“Ahlaksız Bizdense Sorun Yok mu?”

Zaman zaman şu cümleyi duyarız: “Tamam, ahlaksız ama olsun, bizim adamımız.” Peki gerçekten öyle mi? Ahlaksızlık, birini “bizden” yapmaya yeter mi? Ya da bir insan sırf bizimle aynı inancı, aynı siyasi görüşü, aynı takımı paylaşıyor diye yaptığı kötülükler görmezden gelinebilir mi?

Ne zamandan beri ahlaksızlık takım tutar gibi savunulur oldu? Kim öğretti bize “bizimkiler çalarsa yeridir, onlar çalarsa ihanettir” anlayışını? Ne zaman vicdan terazimizi menfaatle, kimlikle, tarafgirlikle bozdular?

Evet, hepimiz duyuyoruz: “Ahlaksız ama bizim adam, olsun.” Hayır, olmasın! Olamaz! Ahlaksızlık, kimin yaptığına göre değişmez. Kimseye “sen bizdensin, senin ahlaksızlığına da katlanırız” denemez.

Düşünün: Bir hoca camide güzel vaazlar veriyor, ama insanlara iftira atıyor, kul hakkı yiyor. Bir esnaf alnı secdede ama terazide hile yapıyor. Bir siyasetçi sürekli dinden, ahlaktan bahsediyor ama altına imza attığı her işte adaletsizlik, rüşvet, kayırma var. Şimdi bu insanlar bizimle aynı inancı paylaşıyor diye, bizden sayılıp sorgusuz sualsiz savunulmalı mı?

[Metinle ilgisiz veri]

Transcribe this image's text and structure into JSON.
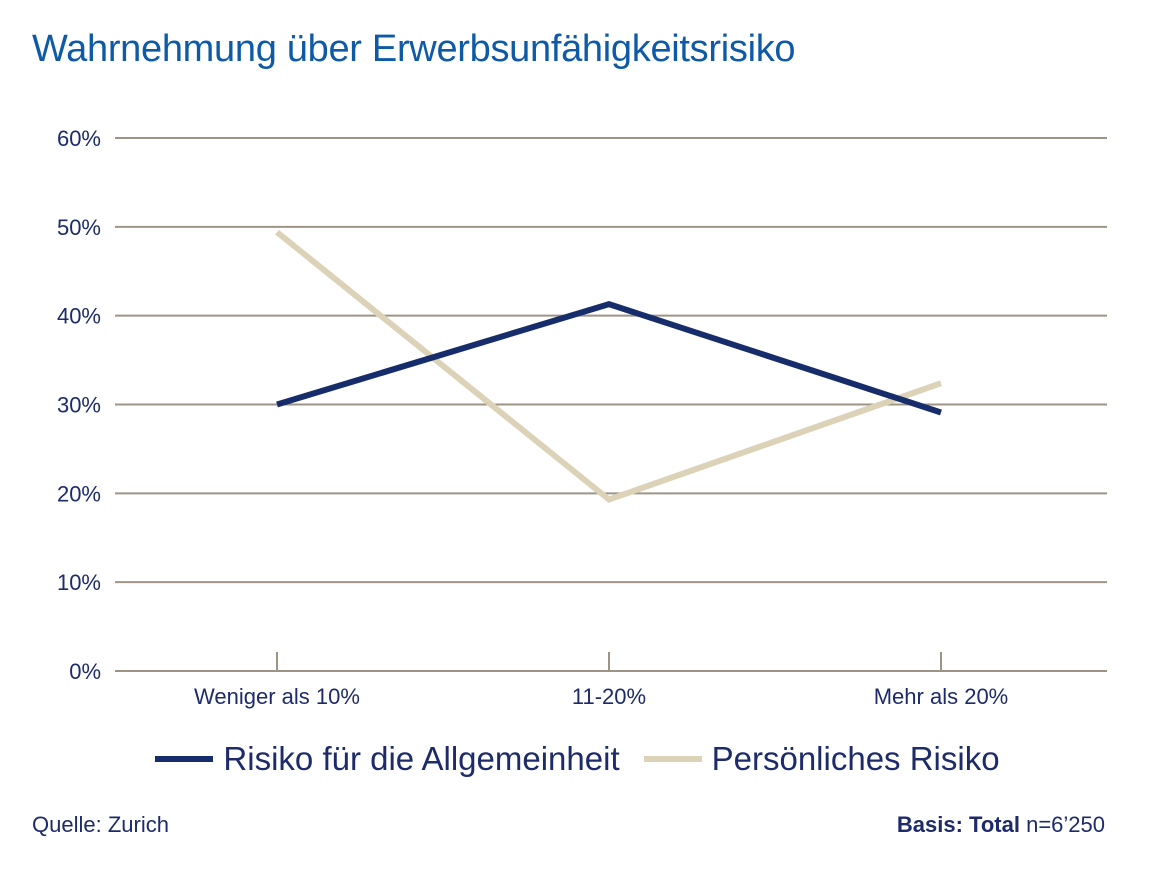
{
  "title": "Wahrnehmung über Erwerbsunfähigkeitsrisiko",
  "colors": {
    "title": "#0e5aa7",
    "text": "#1d2b6b",
    "grid": "#9d9486",
    "series_1": "#172c6b",
    "series_2": "#dcd2b8"
  },
  "chart_data": {
    "type": "line",
    "title": "Wahrnehmung über Erwerbsunfähigkeitsrisiko",
    "xlabel": "",
    "ylabel": "",
    "categories": [
      "Weniger als 10%",
      "11-20%",
      "Mehr als  20%"
    ],
    "yticks": [
      "0%",
      "10%",
      "20%",
      "30%",
      "40%",
      "50%",
      "60%"
    ],
    "ylim": [
      0,
      60
    ],
    "grid": true,
    "legend_position": "bottom",
    "series": [
      {
        "name": "Risiko für die Allgemeinheit",
        "values": [
          30,
          41.3,
          29.1
        ],
        "color": "#172c6b"
      },
      {
        "name": "Persönliches Risiko",
        "values": [
          49.4,
          19.3,
          32.4
        ],
        "color": "#dcd2b8"
      }
    ]
  },
  "footer": {
    "source": "Quelle: Zurich",
    "basis_label": "Basis: Total",
    "basis_value": "n=6’250"
  }
}
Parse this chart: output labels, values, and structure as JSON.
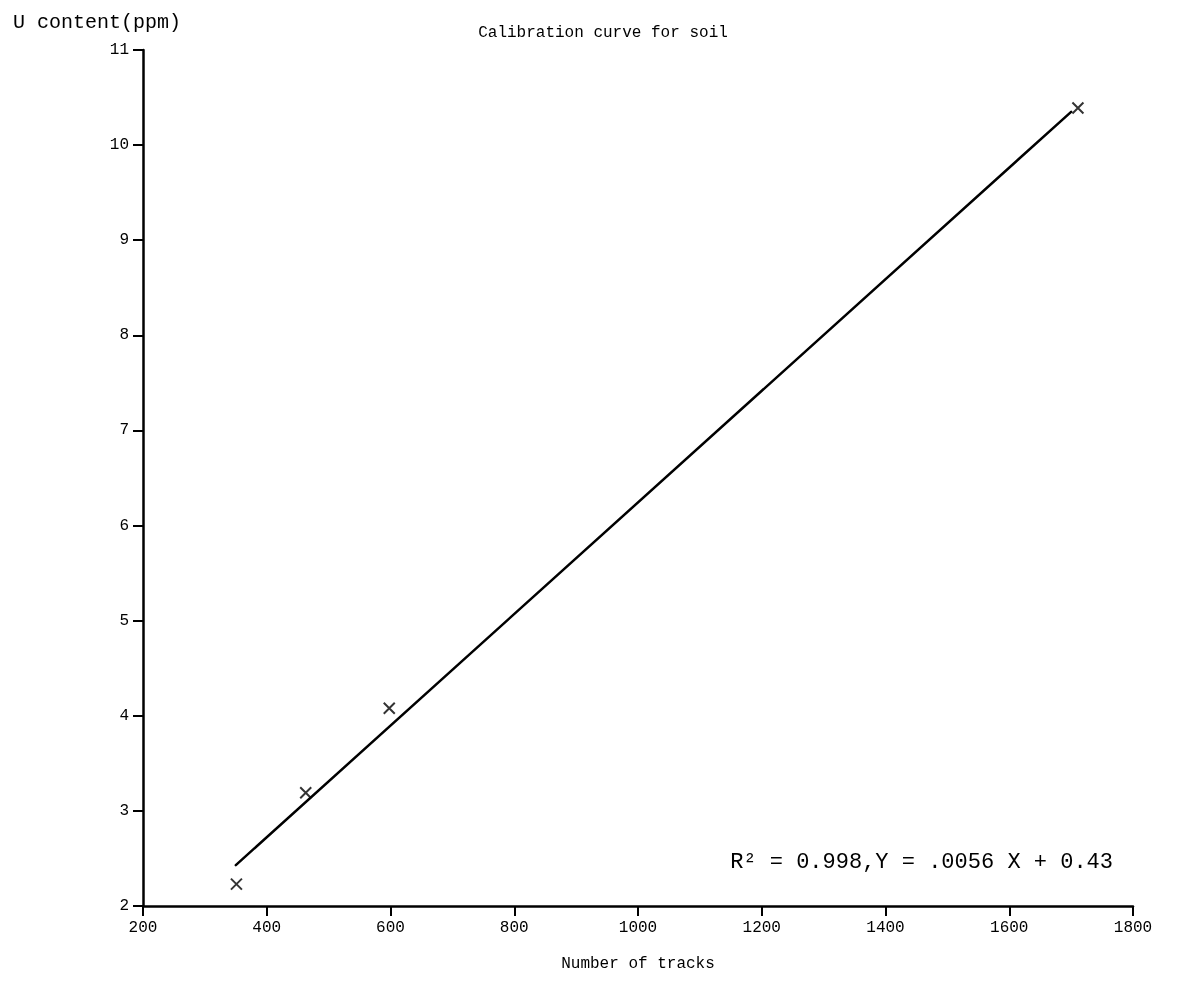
{
  "chart_data": {
    "type": "scatter",
    "title": "Calibration curve for soil",
    "xlabel": "Number of tracks",
    "ylabel": "U content(ppm)",
    "annotations": [
      "R² = 0.998,Y = .0056 X + 0.43"
    ],
    "series": [
      {
        "color": "#000000",
        "marker": "cross",
        "x": [
          351,
          463,
          598,
          1711
        ],
        "values": [
          2.23,
          3.19,
          4.08,
          10.39
        ]
      },
      {
        "type": "line",
        "color": "#000000",
        "marker": "none",
        "line_style": "solid",
        "x": [
          350,
          1700
        ],
        "values": [
          2.43,
          10.35
        ]
      }
    ],
    "xlim": [
      200,
      1800
    ],
    "xticks": [
      200,
      400,
      600,
      800,
      1000,
      1200,
      1400,
      1600,
      1800
    ],
    "ylim": [
      2,
      11
    ],
    "yticks": [
      2,
      3,
      4,
      5,
      6,
      7,
      8,
      9,
      10,
      11
    ],
    "grid": false
  }
}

Hayır! Bu kişiler inandığını söylediği halde yaşamayanlardır. Yani münafıktırlar. Kur’an’ın en sert uyarılarını bu kesime yaptığını hatırlayın. Münafık, açık düşmandan beterdir çünkü dost gibi görünür, içeriden çürütür.

Eğer bir toplum “bizim ahlaksızımız da değerlidir” demeye başladıysa, orada ahlak bitmiş, menfaat hüküm sürmeye başlamıştır. Bu dil, bu bakış, en büyük çürümeyi başlatır.

Gerçek mümin, kimseye kayırma yapmaz. Yanlış yapan babası da olsa “yanlıştır” der. İşte o zaman adalet yerini bulur, toplum nefes alır. Unutmayalım: Ahlak, rozet takmaz. İster bizim mahallenin adamı olsun, ister ötekinin… Ahlaksızlık her yerde ahlaksızdır. Ve susan da, ona ortak olandır.